"Danny Mayer" <[EMAIL PROTECTED]> wrote in message
news:[EMAIL PROTECTED]
> David Schwartz wrote:
>> I think using the IP addresses in the crypto code is pretty
>> bone-headed
>> anyway, assuming you rely on it in any way.
Note the "assuming you rely on it in any way"?
>> You should use a public key
>> identifier, not an IP address. Using it as quick 'which endpoint *might*
>> I
>> be talking to' or '*might* this be from the same host I was talking to
>> before' is fine. But you should never rely on it.
> I'm not going to respond to the rest of this as the two of you have
> gotten way off topic. The newsgroup is about NTP and not UDP.
Once an erroneous statement is made in public, it needs to be corrected.

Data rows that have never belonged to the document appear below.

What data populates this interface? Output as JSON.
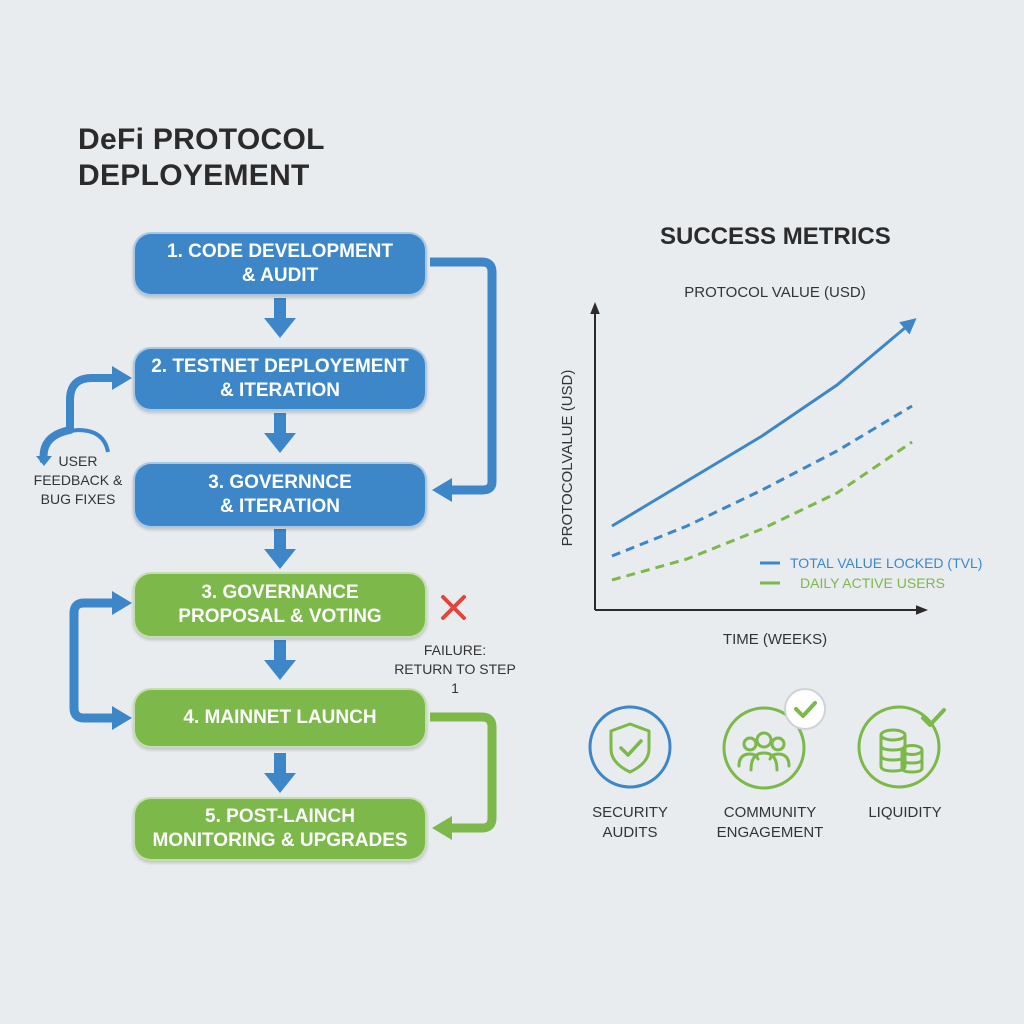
{
  "title": {
    "line1": "DeFi PROTOCOL",
    "line2": "DEPLOYEMENT"
  },
  "steps": [
    {
      "line1": "1. CODE DEVELOPMENT",
      "line2": "& AUDIT",
      "color": "#3d87c9"
    },
    {
      "line1": "2. TESTNET DEPLOYEMENT",
      "line2": "& ITERATION",
      "color": "#3d87c9"
    },
    {
      "line1": "3. GOVERNNCE",
      "line2": "& ITERATION",
      "color": "#3d87c9"
    },
    {
      "line1": "3. GOVERNANCE",
      "line2": "PROPOSAL & VOTING",
      "color": "#7cb84a"
    },
    {
      "line1": "4. MAINNET LAUNCH",
      "color": "#7cb84a"
    },
    {
      "line1": "5. POST-LAINCH",
      "line2": "MONITORING & UPGRADES",
      "color": "#7cb84a"
    }
  ],
  "feedback": {
    "line1": "USER",
    "line2": "FEEDBACK &",
    "line3": "BUG FIXES"
  },
  "failure": {
    "line1": "FAILURE:",
    "line2": "RETURN TO STEP 1"
  },
  "metrics": {
    "title": "SUCCESS METRICS",
    "items": [
      {
        "line1": "SECURITY",
        "line2": "AUDITS",
        "icon": "shield-check-icon",
        "color": "#3d87c9"
      },
      {
        "line1": "COMMUNITY",
        "line2": "ENGAGEMENT",
        "icon": "people-group-icon",
        "color": "#7cb84a"
      },
      {
        "line1": "LIQUIDITY",
        "icon": "coin-stack-icon",
        "color": "#7cb84a"
      }
    ]
  },
  "chart_data": {
    "type": "line",
    "title": "PROTOCOL VALUE (USD)",
    "xlabel": "TIME (WEEKS)",
    "ylabel": "PROTOCOLVALUE (USD)",
    "grid": false,
    "legend_position": "bottom-right",
    "series": [
      {
        "name": "TOTAL VALUE LOCKED (TVL)",
        "color": "#3d87c9",
        "style": "dashed",
        "values": [
          0.18,
          0.28,
          0.4,
          0.53,
          0.68
        ]
      },
      {
        "name": "DAILY ACTIVE USERS",
        "color": "#7cb84a",
        "style": "dashed",
        "values": [
          0.1,
          0.17,
          0.27,
          0.39,
          0.56
        ]
      },
      {
        "color": "#3d87c9",
        "style": "solid",
        "values": [
          0.28,
          0.43,
          0.58,
          0.75,
          0.96
        ]
      }
    ]
  }
}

Especially one that people might rely upon to their serious harm.
> The above makes a basic erroneous assumption aout how autokey works.
The above is not about how autokey works. That's why I said things like
"assuming you rely on it any way".
> It
> doesn't work the way you think.
It does work the way I think. I am not saying there is any defect in the
autokey protocol.
> The IP Addresses are just two
> ingredients in creating the protocol, not the only ones. You really need
> to read how it works before you criticize what it uses.
You could replace the IP address with a randomly-chosen 32-bit seed on
each side and the defense against MIM-attacks would not get any weaker or
stronger. The claim that you can use IP addresses to protect (or help
protect) against MIM-attacks is a dangerous falsehood. This is true for
autokey or any other protocol.
It has nothing to do with how autokey works. It's this simple -- the MIM
controls the IP addresses, so they are of no use to protect against the MIM.